Narrada en tercera persona, Cela nos presenta a un viajero residente en la capital española que un día planifica un viaje a pie por la comarca de la Alcarria, a escasos kilómetros de Madrid. Tras aprovisionarse y echarse al hombro su morral, nuestro viajero se dispone a abandonar su domicilio para comenzar su viaje. De camino a la estación, nuestro autor nos agasaja con una viva descripción del Madrid de la época, llena de lugares tan célebres como el parque de El Retiro, la Puerta de Alcalá, o la Cibeles. Es nuestro viajero un hombre leído, ya que recuerda en su camino a la estación unos versos de Machado que recita para entretenerse en su camino. Encontramos numerosos ejemplos de poesía popular a lo largo de esta obra, ya que el viajero anota en su libreta las coplillas y canciones que escucha a su paso por los diversos pueblos que visita. A estos ejemplos de poesía popular podemos añadir los versos que el propio viajero compone, siendo los protagonistas de los mismos los diversos personajes que encuentra en su camino. El mísero ambiente de la posguerra se respira en cada página de esta novela, siendo nuestro protagonista testigo y excelente narrador de todo lo que encuentra a su paso. Abandonamos Madrid en un vagón popular y cambiamos la mañana de la urbe por paisajes rurales. Una vez llegados a Guadalajara, comienza el camino. Cada capítulo nos relata el trayecto entre dos pueblos y su respectiva pernoctación, haciendo el viajero una detallada descripción de las conversaciones que entabla con los lugareños y los peculiares personajes que más le llaman la atención. Capítulo a capítulo, vamos recorriendo la Alcarria, acompañando a nuestro viajero día y noche durante numerosos kilómetros. Sin olvidar la eminente calidad literaria de esta obra, debemos recalcar el valor antropológico de las descripciones que Cela plasmó en esta novela, ya que suponen un testimonio de incalculable valor de la Guadalajara rural de los años cuarenta. Las costumbres, las hablas, las canciones populares y, en definitiva, la idiosincrasia de los pueblos que nuestro viajero visita quedan plasmadas de una forma impecable en cada una de las páginas de esta obra, siendo testimonio de una época que pocos pueden permitirse el lujo de olvidar.

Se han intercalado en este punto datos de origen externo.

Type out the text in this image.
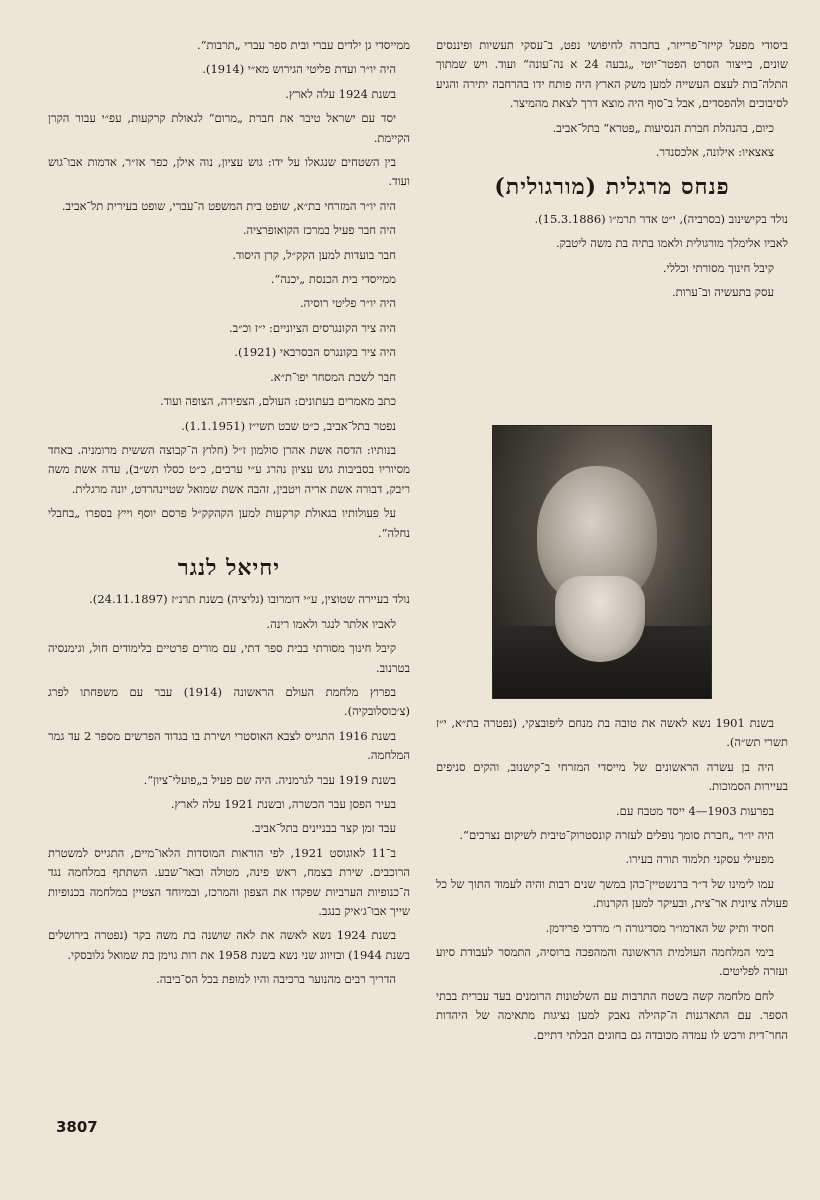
ביסודי מפעל קייזר־פרייזר, בחברה לחיפושי נפט, ב־עסקי תעשיות ופיננסים שונים, בייצור הסרט הפטר־יוטי „גבעה 24 א נה־עונה“ ועוד. ויש שמתוך התלה־בות לעצם העשייה למען משק הארץ היה פותח ידו בהרחבה יתירה והגיע לסיבוכים ולהפסדים, אבל ב־סוף היה מוצא דרך לצאת מהמיצר.

כיום, בהנהלת חברת הנסיעות „פטרא“ בתל־אביב.

צאצאיו: אילונה, אלכסנדר.

פנחס מרגלית (מורגולית)

נולד בקישינוב (בסרביה), י״ט אדר תרמ״ו (15.3.1886).

לאביו אלימלך מורגולית ולאמו בתיה בת משה ליטבק.

קיבל חינוך מסורתי וכללי.

עסק בתעשיה וב־ערות.

בשנת 1901 נשא לאשה את טובה בת מנחם ליפובצקי, (נפטרה בת״א, י״ז תשרי תש״ה).

היה בן עשרה הראשונים של מייסדי המזרחי ב־קישנוב, והקים סניפים בעיירות הסמוכות.

בפרעות 1903—4 ייסד מטבח עם.

היה יו״ר „חברת סומך נופלים לעזרה קונסטרוק־טיבית לשיקום נצרכים“.

מפעילי עסקני תלמוד תורה בעירו.

עמו לימינו של ד״ר ברנשטיין־כהן במשך שנים רבות והיה לעמוד התוך של כל פעולה ציונית אר־צית, ובעיקר למען הקרנות.

חסיד ותיק של האדמו״ר מסדיגורה ר׳ מרדכי פרידמן.

בימי המלחמה העולמית הראשונה והמהפכה ברוסיה, התמסר לעבודת סיוע ועזרה לפליטים.

לחם מלחמה קשה בשטח התרבות עם השלטונות הרומנים בעד עברית בבתי הספר. עם התארגנות ה־קהילה נאבק למען נציגות מתאימה של היהדות החר־דית ורכש לו עמדה מכובדה גם בחוגים הבלתי דתיים.

ממייסדי גן ילדים עברי ובית ספר עברי „תרבות“.

היה יו״ר ועדת פליטי הגירוש מא״י (1914).

בשנת 1924 עלה לארץ.

יסד עם ישראל טיבר את חברת „מרום“ לגאולת קרקעות, עפ״י עבור הקרן הקיימת.

בין השטחים שנגאלו על ידו: גוש עציון, נוה אילן, כפר אז״ר, אדמות אבו־גוש ועוד.

היה יו״ר המזרחי בת״א, שופט בית המשפט ה־עברי, שופט בעירית תל־אביב.

היה חבר פעיל במרכז הקואופרציה.

חבר בועדות למען הקק״ל, קרן היסוד.

ממייסדי בית הכנסת „יכנה“.

היה יו״ר פליטי רוסיה.

היה ציר הקונגרסים הציוניים: י״ז וכ״ב.

היה ציר בקונגרס הבסרבאי (1921).

חבר לשכת המסחר יפו־ת״א.

כתב מאמרים בעתונים: העולם, הצפירה, הצופה ועוד.

נפטר בתל־אביב, כ״ט שבט תשי״ז (1.1.1951).

בנותיו: הדסה אשת אהרן סולמון ז״ל (חלוץ ה־קבוצה הששית מרומניה. באחד מסיוריו בסביבות גוש עציון נהרג ע״י ערבים, כ״ט כסלו תש״ב), עדה אשת משה ריבק, דבורה אשת אריה ויטבין, זהבה אשת שמואל שטיינהרדט, יונה מרגלית.

על פעולותיו בגאולת קרקעות למען הקהקק״ל פרסם יוסף וייץ בספרו „בחבלי נחלה“.

יחיאל לנגר

נולד בעיירה שטוצין, ע״י דומרובו (גליציה) בשנת תרנ״ז (24.11.1897).

לאביו אלתר לנגר ולאמו רינה.

קיבל חינוך מסורתי בבית ספר דתי, עם מורים פרטיים בלימודים חול, וגימנסיה בטרנוב.

בפרוץ מלחמת העולם הראשונה (1914) עבר עם משפחתו לפרג (צ׳כוסלובקיה).

בשנת 1916 התגייס לצבא האוסטרי ושירת בו בגדוד הפרשים מספר 2 עד גמר המלחמה.

בשנת 1919 עבר לגרמניה. היה שם פעיל ב„פועלי־ציון“.

בעיר הפסן עבר הכשרה, ובשנת 1921 עלה לארץ.

עבד זמן קצר בבניינים בתל־אביב.

ב־11 לאוגוסט 1921, לפי הוראות המוסדות הלאו־מיים, התגייס למשטרת הרוכבים. שירת בצמח, ראש פינה, מטולה ובאר־שבע. השתתף במלחמה נגד ה־כנופיות הערביות שפקדו את הצפון והמרכז, ובמיוחד הצטיין במלחמה בכנופיות שייך אבו־ג׳איק בנגב.

בשנת 1924 נשא לאשה את לאה שושנה בת משה בקר (נפטרה בירושלים בשנת 1944) ובזיווג שני נשא בשנת 1958 את רות גוימן בת שמואל גלובסקי.

הדריך רבים מהנוער ברכיבה והיו למופת בכל הס־ביבה.

3807
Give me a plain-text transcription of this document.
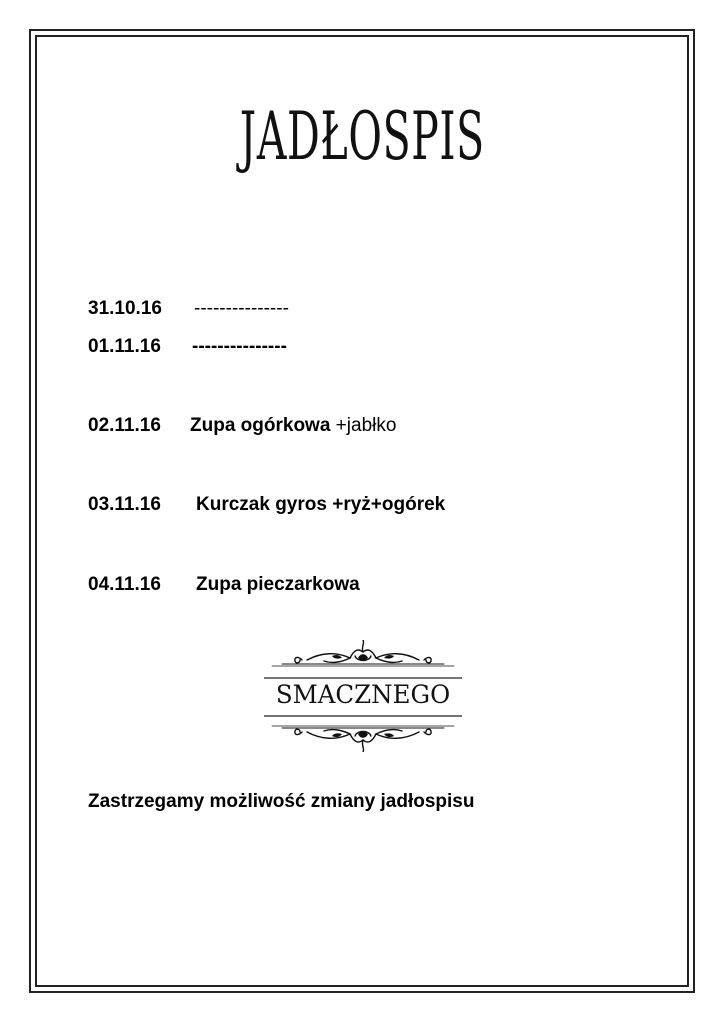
JADŁOSPIS
31.10.16 ---------------
01.11.16 ---------------
02.11.16 Zupa ogórkowa +jabłko
03.11.16 Kurczak gyros +ryż+ogórek
04.11.16 Zupa pieczarkowa
SMACZNEGO
Zastrzegamy możliwość zmiany jadłospisu
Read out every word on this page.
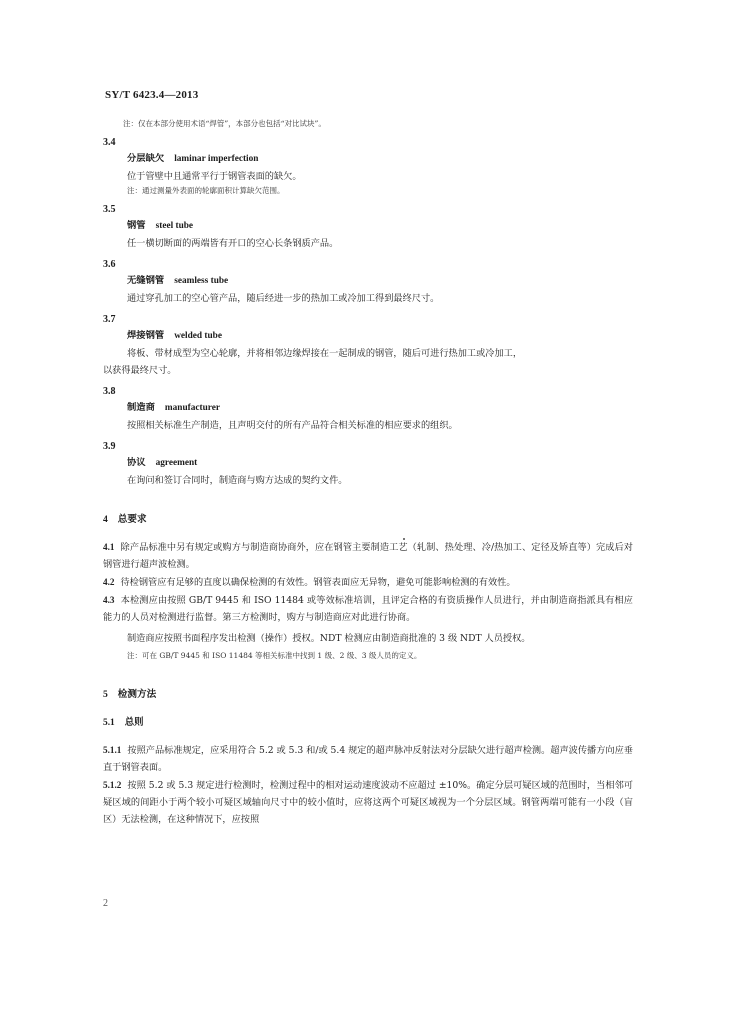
SY/T 6423.4—2013
注：仅在本部分使用术语“焊管”，本部分也包括“对比试块”。
3.4
分层缺欠 laminar imperfection
位于管壁中且通常平行于钢管表面的缺欠。
注：通过测量外表面的轮廓面积计算缺欠范围。
3.5
钢管 steel tube
任一横切断面的两端皆有开口的空心长条钢质产品。
3.6
无缝钢管 seamless tube
通过穿孔加工的空心管产品，随后经进一步的热加工或冷加工得到最终尺寸。
3.7
焊接钢管 welded tube
将板、带材成型为空心轮廓，并将相邻边缘焊接在一起制成的钢管，随后可进行热加工或冷加工，
以获得最终尺寸。
3.8
制造商 manufacturer
按照相关标准生产制造，且声明交付的所有产品符合相关标准的相应要求的组织。
3.9
协议 agreement
在询问和签订合同时，制造商与购方达成的契约文件。
4 总要求
4.1 除产品标准中另有规定或购方与制造商协商外，应在钢管主要制造工艺（轧制、热处理、冷/热加工、定径及矫直等）完成后对钢管进行超声波检测。
4.2 待检钢管应有足够的直度以确保检测的有效性。钢管表面应无异物，避免可能影响检测的有效性。
4.3 本检测应由按照 GB/T 9445 和 ISO 11484 或等效标准培训，且评定合格的有资质操作人员进行，并由制造商指派具有相应能力的人员对检测进行监督。第三方检测时，购方与制造商应对此进行协商。
制造商应按照书面程序发出检测（操作）授权。NDT 检测应由制造商批准的 3 级 NDT 人员授权。
注：可在 GB/T 9445 和 ISO 11484 等相关标准中找到 1 级、2 级、3 级人员的定义。
5 检测方法
5.1 总则
5.1.1 按照产品标准规定，应采用符合 5.2 或 5.3 和/或 5.4 规定的超声脉冲反射法对分层缺欠进行超声检测。超声波传播方向应垂直于钢管表面。
5.1.2 按照 5.2 或 5.3 规定进行检测时，检测过程中的相对运动速度波动不应超过 ±10%。确定分层可疑区域的范围时，当相邻可疑区域的间距小于两个较小可疑区域轴向尺寸中的较小值时，应将这两个可疑区域视为一个分层区域。钢管两端可能有一小段（盲区）无法检测，在这种情况下，应按照
2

Esta obra se adscribe fácilmente al canon de la literatura de viajes, no siendo el único ejemplo dentro de la extensa producción literaria de Cela. Dentro de esta categoría podemos encontrar obras como Ávila (1952), Del Miño al Bidasoa (1952), Vagabundo por Castilla (1955), o Viaje al Pirineo de Lérida (1965), siendo estos algunos ejemplos de entre las muchas novelas que nuestro autor le dedicó a sus andares por España. Los viajes han sido un tema de gran relevancia dentro de la literatura universal, desde Los cuentos de Canterbury (1476) del inglés Geoffrey Chaucer hasta Viaje a Portugal (1981) del portugués José Saramago, la inigualable experiencia que supone viajar ha inspirado a autores de todos los tiempos y lugares a llenar infinidad de páginas con sus experiencias. Si desean adentrarse en otra obra de Cela y siguen queriendo recorrer algunos kilómetros más con este autor, les recomiendo su segunda visita a los parajes descritos en esta obra, Nuevo viaje a la Alcarria (1986). ¡Feliz lectura!